January 25, 26, 27 were the culmination of our 3 month marathon: staging The Taming of the Shrew with the students of the Secondary BOC. Among the actors - kids from Congo and benin, Russia, Guatemala, El Salvador and Mexico, Vietnam and Ethiopia... Just as at our school kids come from all over the world and make their first unsure steps in language acquisition, the actors in my drama class learn first things about stage - the pain and the joy of it, the necessity to work as a group, to speak in a loud, sure voice in front of the complete strangers...

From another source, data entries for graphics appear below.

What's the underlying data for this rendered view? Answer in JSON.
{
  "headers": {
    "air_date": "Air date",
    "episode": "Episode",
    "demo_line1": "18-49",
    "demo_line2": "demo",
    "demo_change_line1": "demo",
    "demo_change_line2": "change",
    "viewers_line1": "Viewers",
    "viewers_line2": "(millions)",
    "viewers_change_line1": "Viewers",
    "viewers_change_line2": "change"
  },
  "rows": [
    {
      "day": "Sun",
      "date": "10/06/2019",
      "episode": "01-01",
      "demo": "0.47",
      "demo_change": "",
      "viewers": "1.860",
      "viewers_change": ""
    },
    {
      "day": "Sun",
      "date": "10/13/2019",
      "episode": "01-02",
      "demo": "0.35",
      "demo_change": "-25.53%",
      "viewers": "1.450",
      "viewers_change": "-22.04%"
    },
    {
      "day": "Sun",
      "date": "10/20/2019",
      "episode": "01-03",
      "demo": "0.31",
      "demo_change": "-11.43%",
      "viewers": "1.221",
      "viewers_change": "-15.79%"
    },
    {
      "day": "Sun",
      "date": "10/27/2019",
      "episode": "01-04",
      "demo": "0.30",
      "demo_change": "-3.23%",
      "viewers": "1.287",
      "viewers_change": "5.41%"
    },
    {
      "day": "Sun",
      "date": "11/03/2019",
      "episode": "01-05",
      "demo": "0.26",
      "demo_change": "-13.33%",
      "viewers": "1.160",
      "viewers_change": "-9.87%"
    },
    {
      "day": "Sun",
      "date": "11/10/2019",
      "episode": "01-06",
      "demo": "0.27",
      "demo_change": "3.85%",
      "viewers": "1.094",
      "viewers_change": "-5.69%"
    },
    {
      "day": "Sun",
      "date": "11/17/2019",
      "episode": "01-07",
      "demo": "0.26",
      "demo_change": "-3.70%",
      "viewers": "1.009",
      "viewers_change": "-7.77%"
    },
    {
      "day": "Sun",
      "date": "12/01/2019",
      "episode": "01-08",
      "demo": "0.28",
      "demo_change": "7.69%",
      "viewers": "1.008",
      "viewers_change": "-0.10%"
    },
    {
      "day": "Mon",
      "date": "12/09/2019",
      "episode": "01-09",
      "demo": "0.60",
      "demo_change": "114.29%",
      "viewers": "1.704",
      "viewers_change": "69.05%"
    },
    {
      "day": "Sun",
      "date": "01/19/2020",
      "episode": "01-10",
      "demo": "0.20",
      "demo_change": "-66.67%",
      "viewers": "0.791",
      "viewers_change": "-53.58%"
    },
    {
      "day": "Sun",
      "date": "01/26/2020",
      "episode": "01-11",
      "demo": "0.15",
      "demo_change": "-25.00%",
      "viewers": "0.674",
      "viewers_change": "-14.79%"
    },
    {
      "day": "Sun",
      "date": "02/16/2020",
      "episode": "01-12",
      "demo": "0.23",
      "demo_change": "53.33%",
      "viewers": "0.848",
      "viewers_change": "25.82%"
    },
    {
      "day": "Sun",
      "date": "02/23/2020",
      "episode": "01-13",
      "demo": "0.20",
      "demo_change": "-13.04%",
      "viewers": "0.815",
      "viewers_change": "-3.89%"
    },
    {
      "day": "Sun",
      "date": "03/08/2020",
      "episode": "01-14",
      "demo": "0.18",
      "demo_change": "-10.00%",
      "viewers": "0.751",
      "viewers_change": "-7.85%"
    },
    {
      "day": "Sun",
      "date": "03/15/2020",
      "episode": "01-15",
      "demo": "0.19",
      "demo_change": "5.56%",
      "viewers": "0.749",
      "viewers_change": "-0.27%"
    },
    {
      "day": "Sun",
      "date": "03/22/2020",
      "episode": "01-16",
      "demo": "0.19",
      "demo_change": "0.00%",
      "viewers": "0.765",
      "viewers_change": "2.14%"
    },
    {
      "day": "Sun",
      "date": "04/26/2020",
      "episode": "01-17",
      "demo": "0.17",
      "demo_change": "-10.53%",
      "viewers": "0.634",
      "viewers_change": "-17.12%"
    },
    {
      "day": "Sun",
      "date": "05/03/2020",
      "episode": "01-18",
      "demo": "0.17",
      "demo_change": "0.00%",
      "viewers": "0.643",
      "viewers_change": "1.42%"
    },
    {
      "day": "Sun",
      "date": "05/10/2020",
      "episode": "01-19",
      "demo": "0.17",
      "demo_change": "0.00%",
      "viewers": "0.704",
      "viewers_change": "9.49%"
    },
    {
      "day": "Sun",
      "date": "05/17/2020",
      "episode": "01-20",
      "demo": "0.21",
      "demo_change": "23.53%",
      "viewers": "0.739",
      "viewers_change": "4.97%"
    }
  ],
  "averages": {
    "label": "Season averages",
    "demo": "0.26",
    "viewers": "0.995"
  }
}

Nothing builds up a young person's confidence as much as a public performance, but to bring him/her there!!! Oh, that is my job

My semester is 18 weeks. We begin with fun and games, learning about each other, learning to trust each other and our bodies. From "Who stole the cookie from the cookie jar?", from "Zip-zap" and other theater games we slowly move into something more serious - improvisations: mirror, imaginary qualities of things, a chance meeting, etc.
I teach them to breathe, to fall, to laugh, to fight...
We even stage 3-4 little plays they write themselves.
Then comes the script and cold reading.
I have learned the hard way to always, always have understudies!
We read for a week, talking about each episode - it is not easy, because many of my students have very limited English. I explain difficult words, jokes, customs, show pictures of where the play takes place...
Then - the drill of memorizing lines. Again, most of my students have never learned a poem in their lives. I teach them how to memorize through repetition, how to use movement and action while memorizing...
This semester I was extremely fortunate - I had a whole class of wonderful seniors from The Bush School, who diligently came every Thursday, grabbed a kid each and drilled, cajoled, demonstrated, and helped.
My sister-in-law, a dancer, choreographer and Pilates instructor happened to be visiting from Prague. I involved her! never let a resourse go unused! She contributed to the tarantella!
We built our sets during winter break, and in January we were ready to rehearse on stage.
I promised myself that next time I must have a prop manager... Hopefully... It was tough to run the show all alone.
But - the show was great! Good job, my wonderful students!